During his career he was featured in national magazines like Jet and Ebony.

However, by the later 1960s, many in Newark were looking for radical change. Kenneth A. Gibson, with the support of Amiri Baraka, challenged Addonizio in the mayoral election under the banner of the United Freedom Democratic Party. George C. Richardson ran against Turner on the Gibson ticket but received only 10,000 votes. In 1967, Baraka continued his criticisms of Turner, writing, "Where once [Turner] offered some actual inspiration to Black People in Newark, now he represents the impotence and incompetence of one traditional area of Negro leadership."
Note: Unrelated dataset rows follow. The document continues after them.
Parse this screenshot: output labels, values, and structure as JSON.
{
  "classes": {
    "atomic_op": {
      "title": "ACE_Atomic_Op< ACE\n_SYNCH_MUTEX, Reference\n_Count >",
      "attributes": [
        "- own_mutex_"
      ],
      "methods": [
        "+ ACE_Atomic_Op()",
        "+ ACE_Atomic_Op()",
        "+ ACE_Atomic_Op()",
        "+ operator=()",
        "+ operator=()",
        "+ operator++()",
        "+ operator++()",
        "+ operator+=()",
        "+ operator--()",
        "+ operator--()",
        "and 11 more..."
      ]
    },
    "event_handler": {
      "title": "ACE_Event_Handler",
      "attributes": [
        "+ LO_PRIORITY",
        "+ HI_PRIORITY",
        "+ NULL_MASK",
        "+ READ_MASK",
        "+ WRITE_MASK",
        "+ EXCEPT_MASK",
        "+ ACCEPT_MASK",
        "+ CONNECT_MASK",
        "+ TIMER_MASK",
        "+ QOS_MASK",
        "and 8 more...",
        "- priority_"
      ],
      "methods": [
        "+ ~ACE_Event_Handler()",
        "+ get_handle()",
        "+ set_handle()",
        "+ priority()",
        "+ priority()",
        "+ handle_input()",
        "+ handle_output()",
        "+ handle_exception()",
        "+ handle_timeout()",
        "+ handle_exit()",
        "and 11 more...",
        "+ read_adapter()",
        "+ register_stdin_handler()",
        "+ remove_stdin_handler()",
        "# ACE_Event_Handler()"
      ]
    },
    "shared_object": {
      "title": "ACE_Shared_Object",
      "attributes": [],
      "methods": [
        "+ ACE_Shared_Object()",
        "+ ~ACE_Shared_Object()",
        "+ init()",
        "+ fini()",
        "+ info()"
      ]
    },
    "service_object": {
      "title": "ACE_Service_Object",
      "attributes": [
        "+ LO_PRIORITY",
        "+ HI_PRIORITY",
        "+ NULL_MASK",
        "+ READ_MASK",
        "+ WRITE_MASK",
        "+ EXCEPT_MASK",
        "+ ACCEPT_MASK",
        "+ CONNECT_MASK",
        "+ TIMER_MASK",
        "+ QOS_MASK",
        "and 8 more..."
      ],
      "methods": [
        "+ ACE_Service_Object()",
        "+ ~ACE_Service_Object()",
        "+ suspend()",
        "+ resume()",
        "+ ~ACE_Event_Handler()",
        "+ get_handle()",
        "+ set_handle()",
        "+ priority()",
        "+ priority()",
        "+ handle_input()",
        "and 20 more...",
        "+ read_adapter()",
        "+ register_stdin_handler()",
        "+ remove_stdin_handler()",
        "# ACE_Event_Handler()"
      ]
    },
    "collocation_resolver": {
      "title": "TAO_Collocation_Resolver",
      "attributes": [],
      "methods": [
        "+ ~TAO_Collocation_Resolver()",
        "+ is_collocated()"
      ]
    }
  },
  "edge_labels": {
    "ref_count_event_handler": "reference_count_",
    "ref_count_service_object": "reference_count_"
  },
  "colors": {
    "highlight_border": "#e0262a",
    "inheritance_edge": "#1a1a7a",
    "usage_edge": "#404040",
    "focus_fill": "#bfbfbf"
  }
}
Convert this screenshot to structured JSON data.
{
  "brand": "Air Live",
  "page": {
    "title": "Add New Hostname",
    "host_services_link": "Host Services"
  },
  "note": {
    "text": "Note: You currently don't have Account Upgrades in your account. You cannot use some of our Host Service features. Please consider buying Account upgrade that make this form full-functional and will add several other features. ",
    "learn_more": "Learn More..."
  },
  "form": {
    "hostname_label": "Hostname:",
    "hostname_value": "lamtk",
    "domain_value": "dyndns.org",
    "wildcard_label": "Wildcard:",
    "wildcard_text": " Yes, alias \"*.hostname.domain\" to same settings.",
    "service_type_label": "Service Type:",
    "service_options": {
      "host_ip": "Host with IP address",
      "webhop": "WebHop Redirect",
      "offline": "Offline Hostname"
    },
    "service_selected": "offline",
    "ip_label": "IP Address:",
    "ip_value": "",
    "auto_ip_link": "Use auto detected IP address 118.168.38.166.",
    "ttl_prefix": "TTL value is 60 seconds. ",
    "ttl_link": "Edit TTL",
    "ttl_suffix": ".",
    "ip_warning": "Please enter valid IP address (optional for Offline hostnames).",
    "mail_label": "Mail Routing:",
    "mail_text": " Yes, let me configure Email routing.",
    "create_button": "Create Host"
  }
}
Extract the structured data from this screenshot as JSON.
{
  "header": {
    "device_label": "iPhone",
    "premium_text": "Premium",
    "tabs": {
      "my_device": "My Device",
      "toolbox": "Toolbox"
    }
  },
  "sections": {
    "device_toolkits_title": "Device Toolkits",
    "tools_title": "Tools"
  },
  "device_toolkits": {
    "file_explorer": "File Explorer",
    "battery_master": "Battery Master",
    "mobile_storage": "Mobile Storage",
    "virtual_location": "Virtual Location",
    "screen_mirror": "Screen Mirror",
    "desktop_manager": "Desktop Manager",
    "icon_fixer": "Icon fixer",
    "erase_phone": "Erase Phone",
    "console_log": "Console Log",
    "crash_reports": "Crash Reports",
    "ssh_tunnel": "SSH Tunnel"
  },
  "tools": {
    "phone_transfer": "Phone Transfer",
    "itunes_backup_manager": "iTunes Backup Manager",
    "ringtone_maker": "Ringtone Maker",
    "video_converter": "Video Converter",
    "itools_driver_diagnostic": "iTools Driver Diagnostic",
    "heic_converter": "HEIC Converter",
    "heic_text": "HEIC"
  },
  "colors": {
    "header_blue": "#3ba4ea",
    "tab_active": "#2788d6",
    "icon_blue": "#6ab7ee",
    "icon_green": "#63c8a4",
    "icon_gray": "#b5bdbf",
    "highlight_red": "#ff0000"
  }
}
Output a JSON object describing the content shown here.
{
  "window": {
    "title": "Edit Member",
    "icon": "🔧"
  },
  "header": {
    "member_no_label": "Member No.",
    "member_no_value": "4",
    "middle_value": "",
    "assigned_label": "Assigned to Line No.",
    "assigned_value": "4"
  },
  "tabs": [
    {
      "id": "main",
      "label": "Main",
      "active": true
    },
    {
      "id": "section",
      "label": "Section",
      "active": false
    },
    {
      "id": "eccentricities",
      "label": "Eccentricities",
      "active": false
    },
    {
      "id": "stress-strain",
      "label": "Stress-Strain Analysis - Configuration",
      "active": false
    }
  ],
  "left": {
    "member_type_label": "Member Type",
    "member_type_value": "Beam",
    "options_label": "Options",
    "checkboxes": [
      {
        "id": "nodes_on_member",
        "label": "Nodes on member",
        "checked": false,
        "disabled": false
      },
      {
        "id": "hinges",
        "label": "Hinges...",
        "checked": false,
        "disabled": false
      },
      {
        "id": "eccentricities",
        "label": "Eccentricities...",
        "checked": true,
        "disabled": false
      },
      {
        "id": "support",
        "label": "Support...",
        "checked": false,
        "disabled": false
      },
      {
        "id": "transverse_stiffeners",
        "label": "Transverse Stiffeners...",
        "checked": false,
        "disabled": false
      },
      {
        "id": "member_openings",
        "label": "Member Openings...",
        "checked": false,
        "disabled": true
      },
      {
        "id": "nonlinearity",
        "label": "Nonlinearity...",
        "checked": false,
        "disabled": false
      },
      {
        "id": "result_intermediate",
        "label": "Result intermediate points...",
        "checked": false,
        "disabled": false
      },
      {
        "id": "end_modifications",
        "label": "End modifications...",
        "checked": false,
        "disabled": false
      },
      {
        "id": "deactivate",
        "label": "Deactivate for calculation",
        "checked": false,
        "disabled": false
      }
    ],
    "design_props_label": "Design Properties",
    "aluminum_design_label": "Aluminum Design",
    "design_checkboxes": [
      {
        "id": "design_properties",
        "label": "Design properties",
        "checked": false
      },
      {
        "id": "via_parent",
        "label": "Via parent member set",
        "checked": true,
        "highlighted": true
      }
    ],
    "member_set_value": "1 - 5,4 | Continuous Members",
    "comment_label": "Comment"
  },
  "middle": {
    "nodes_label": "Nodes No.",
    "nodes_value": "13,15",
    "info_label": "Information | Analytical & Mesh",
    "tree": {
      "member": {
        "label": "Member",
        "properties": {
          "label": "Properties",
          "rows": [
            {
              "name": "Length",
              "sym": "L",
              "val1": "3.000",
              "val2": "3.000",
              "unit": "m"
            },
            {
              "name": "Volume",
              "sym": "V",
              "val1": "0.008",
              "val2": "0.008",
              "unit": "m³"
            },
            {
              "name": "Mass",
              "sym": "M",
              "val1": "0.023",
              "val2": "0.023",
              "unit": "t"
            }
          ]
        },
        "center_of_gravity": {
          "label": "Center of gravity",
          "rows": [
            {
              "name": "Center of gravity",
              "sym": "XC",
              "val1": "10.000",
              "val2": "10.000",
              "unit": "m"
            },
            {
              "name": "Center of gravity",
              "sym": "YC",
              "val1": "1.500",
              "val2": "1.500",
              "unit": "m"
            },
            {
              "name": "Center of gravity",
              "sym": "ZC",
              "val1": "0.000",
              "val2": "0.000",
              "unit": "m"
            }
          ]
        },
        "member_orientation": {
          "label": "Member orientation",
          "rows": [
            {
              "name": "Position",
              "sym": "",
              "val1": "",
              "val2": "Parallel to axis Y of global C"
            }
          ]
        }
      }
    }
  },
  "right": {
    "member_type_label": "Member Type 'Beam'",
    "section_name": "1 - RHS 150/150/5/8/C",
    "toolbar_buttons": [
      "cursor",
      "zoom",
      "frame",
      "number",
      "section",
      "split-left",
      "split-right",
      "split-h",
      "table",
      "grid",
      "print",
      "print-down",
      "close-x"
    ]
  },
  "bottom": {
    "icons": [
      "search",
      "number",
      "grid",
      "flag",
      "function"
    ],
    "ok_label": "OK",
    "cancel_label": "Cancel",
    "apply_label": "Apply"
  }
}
As new organizers began to present a challenge to established politicians, Turner began criticizing the civil rights activists in Newark. He said, "Violence, rash words, or insulting remarks are not going to get my race any further ahead than they have come.”

=== Indictment and defeat ===
In December 1969, Turner was indicted along with Mayor Hugh Joseph Addonizio. In 1970, with opposition against Addonizio growing, Dennis Westbrooks challenged Turner and won a runoff. Gibson defeated Addonizio for mayor, but Westbrooks was one of only two Gibson allies to win election to the Council.

== Personal life and death ==
Irvine Turner had been hospitalized on numerous occasions since the 1950s and sustained numerous strokes. He died on September 9, 1974, leaving a wife and three children.

=== Legacy ===
Irvine I. Turner Boulevard, a large street in Newark, is named after him.